Stellantis affonda in Borsa, pesa il cambio di strategia sull’elettrico

Stellantis affonda in Borsa, pesa il cambio di strategia sull’elettrico

A Piazza Affari chiude con un crollo del 25%. Per il 2026 si profila lo stop ai dividendi. L’ad Filosa: “Colpa del ritmo della transizione energetica”.

Stellantis affonda in Borsa bruciando quasi 6,8 miliardi euro, quando perdeva a metà giornata quasi il 30%. Sul titolo pesa il cambio di strategia sull’elettrico che a conti fatti vale sostanzialmente oltre 22 miliardi euro. Per il 2026 si profila poi uno stop alla distribuzione dei dividendi.

Alla chiusura a Piazza Affari il crollo resta con un -25,17% (riducendo a l’affondo a circa poco meno di 6 miliardi); ma il titolo riesce, con piccole boccate d’ossigeno, a risalire quantomeno sopra la soglia non solo psicologica dei 6 euro ad azione (a 6,11 euro).

La grande casa automobilistica comunica che la ora strategia è legata alla ‘libertà di scelta’ dei clienti, posizionando al centro le loro preferenze. Si tratta quindi di un antipasto della reimpostazione del business, in attesa del menù completo che sarà servito con il nuovo Piano strategico previsto a maggio.

Ma l’amministratore delegato di Stellantis Antonio Filosa guarda avanti fiducioso: “Siamo davvero ottimisti per il futuro, a partire dal 2026”, anno in cui “prevediamo il ritorno alla redditività”.

Colpa della transizione energetica

L’amministratore delegato di Stellantis dà la colpa degli oneri, che ammontano precisamente a 22,2 miliardi, alla transizione energetica. “La reimpostazione che abbiamo annunciato oggi si inquadra nel decisivo percorso avviato nel 2025, per tornare, ancora una volta, a porre i clienti e le loro preferenze come punto di riferimento di ogni nostra decisione – spiega Filosa – gli oneri annunciati oggi riflettono in larga parte il costo derivante da una sovrastima del ritmo della transizione energetica, che ci ha allontanato dalle esigenze, dalle possibilità e dai desideri reali di molti acquirenti di autovetture. Riflettono inoltre l’impatto delle criticità pregresse, che il nostro nuovo team sta progressivamente gestendo”.

Cambiamenti necessari

“Oggi abbiamo presentato una ristrutturazione decisiva per la nostra crescita futura, che comprende tra le altre cose la ristrutturazione della nostra struttura organizzativa, ma anche la ristrutturazione della nostra relazione con gli stakeholder – afferma Filosa – si tratta di cambiamenti necessari e decisivi, che stanno già iniziando a mostrare segnali di ripresa già in relazione al secondo semestre 2025″.
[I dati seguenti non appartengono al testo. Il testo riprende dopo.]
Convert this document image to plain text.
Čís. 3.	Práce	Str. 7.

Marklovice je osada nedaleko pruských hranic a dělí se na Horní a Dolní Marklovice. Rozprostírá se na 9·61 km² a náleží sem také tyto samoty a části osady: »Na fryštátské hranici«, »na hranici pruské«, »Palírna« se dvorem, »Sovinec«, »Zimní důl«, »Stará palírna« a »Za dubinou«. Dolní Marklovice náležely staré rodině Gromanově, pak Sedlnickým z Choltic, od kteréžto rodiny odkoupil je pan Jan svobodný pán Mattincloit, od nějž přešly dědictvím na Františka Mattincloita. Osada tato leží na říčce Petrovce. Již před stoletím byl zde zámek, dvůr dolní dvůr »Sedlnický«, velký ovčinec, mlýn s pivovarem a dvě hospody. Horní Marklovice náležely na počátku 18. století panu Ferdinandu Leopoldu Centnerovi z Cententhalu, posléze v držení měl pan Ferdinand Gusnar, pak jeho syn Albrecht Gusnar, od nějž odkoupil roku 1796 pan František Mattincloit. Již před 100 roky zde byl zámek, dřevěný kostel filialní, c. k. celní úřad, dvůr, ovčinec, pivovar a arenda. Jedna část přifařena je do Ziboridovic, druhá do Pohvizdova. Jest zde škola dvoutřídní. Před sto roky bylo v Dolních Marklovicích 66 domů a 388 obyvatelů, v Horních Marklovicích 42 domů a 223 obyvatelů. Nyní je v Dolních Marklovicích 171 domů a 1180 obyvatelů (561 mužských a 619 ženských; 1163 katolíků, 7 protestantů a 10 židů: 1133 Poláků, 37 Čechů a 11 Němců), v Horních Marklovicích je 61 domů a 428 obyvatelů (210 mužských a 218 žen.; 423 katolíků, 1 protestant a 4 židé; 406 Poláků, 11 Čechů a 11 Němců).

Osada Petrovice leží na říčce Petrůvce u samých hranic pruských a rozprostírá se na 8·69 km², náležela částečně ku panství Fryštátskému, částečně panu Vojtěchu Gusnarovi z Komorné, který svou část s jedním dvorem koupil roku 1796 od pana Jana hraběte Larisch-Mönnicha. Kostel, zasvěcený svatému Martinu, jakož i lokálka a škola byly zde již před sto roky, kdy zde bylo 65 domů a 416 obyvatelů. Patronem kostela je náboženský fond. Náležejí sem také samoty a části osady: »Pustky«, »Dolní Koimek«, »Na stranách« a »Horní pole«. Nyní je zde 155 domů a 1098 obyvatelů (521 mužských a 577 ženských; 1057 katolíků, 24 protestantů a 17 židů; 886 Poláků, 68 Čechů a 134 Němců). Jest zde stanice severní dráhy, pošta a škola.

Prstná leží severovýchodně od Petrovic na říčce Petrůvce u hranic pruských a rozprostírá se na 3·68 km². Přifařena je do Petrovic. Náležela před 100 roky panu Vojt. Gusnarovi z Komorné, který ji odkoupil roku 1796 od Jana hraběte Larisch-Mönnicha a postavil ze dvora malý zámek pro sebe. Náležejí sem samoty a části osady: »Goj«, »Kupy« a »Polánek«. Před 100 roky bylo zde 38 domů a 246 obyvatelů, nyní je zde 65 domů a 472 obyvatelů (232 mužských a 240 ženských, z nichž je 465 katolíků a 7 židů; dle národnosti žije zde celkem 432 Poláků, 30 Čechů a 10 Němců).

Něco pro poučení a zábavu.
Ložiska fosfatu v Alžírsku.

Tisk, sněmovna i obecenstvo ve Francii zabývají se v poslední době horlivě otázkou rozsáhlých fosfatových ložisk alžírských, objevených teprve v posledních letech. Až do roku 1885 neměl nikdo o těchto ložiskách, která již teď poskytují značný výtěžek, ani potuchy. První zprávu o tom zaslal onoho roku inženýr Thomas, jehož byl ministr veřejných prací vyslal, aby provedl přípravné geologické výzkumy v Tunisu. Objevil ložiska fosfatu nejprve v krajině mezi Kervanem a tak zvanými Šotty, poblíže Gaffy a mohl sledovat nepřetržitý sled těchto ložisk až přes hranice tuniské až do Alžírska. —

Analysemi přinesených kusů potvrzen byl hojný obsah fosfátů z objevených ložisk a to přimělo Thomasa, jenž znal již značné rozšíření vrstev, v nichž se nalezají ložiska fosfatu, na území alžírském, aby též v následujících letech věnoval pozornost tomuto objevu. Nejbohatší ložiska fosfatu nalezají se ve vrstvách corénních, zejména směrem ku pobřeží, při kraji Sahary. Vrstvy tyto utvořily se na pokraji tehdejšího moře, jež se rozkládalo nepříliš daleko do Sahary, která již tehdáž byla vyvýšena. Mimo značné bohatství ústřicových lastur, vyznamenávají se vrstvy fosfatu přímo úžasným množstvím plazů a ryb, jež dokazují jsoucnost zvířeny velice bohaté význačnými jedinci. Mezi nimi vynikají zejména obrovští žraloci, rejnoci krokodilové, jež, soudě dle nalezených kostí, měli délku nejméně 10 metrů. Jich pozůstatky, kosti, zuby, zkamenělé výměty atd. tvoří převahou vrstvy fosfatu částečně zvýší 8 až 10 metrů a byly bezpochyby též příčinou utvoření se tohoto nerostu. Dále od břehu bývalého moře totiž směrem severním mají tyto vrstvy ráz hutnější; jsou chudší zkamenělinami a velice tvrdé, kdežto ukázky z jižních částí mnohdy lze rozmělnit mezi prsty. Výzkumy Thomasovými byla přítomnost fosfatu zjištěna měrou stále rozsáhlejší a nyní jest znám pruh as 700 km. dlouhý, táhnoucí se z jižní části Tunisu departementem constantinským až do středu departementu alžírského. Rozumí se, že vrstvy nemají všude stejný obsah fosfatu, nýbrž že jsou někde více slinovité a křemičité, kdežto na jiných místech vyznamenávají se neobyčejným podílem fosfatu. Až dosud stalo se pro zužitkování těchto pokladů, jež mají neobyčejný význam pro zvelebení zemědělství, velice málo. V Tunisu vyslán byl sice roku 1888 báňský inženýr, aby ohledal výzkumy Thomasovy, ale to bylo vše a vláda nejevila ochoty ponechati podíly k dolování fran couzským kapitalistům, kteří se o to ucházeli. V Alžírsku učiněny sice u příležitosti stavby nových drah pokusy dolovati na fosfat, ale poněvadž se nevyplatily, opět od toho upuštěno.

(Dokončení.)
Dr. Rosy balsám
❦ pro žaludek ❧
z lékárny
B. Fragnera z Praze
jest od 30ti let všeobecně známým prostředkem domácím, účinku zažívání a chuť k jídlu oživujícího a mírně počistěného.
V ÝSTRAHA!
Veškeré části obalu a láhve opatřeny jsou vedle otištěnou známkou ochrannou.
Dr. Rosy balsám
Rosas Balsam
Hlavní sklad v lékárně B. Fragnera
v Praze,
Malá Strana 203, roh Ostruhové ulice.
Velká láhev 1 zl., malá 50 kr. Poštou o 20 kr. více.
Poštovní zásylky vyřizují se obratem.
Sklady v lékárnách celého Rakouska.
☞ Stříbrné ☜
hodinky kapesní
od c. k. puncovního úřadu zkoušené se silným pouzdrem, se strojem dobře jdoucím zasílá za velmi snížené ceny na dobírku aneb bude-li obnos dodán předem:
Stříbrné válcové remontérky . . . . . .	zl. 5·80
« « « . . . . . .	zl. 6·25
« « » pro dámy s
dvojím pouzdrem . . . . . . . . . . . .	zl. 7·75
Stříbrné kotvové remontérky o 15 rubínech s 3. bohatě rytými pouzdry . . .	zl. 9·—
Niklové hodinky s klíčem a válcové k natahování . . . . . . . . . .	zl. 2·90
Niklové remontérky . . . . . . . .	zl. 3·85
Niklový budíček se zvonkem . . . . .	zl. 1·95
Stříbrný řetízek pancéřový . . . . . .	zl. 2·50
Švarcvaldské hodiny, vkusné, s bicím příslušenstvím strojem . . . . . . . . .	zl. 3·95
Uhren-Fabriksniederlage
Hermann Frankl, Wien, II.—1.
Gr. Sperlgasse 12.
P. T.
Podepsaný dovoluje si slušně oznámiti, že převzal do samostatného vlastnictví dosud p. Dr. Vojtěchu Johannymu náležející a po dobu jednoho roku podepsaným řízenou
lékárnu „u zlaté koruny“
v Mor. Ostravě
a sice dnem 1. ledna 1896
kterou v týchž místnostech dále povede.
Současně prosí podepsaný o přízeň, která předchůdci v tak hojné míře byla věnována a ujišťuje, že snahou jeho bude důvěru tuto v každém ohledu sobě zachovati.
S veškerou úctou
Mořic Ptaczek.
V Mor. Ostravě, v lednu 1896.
Sovrastima dell’elettrico, oneri per 22,2 miliardi

La sovrastima dell’elettrico ha quindi comportato oneri per 22,2 miliardi. Di questi, 14,7 miliardi sono relativi sia al riallineamento dei piani di prodotto alle preferenze dei clienti sia alle nuove normative sulle emissioni negli Stati Uniti, riflettendo in gran parte le aspettative significativamente ridotte per i modelli Bev (Battery electric vehicle), cioè i modelli totalmente elettrici; 2,1 miliardi relativi al ridimensionamento della supply chain dei veicoli elettrici; 5,4 miliardi sono relativi ad altri cambiamenti nell’operatività dell’azienda.

Niente dividendi nel 2026

In considerazione della perdita netta del 2025 di Stellantis, il consiglio di amministrazione dell’azienda ha deliberato che non saranno distribuiti dividendi nel 2026. Inoltre, il consiglio di amministrazione ha autorizzato l’emissione di obbligazioni ibride perpetue subordinate non convertibili fino a 5 miliardi di euro. Queste misure contribuiranno a preservare una robusta struttura patrimoniale e di liquidità, con circa 46 miliardi di euro di liquidità industriale disponibile a fine esercizio.

Investor day il 21 maggio

“Stiamo lavorando molto sul nostro portafoglio di marchi – dice Filosa – in merito al quale condivideremo nuove informazioni e novità nel corso del prossimo ‘investor day’ del 21 maggio“.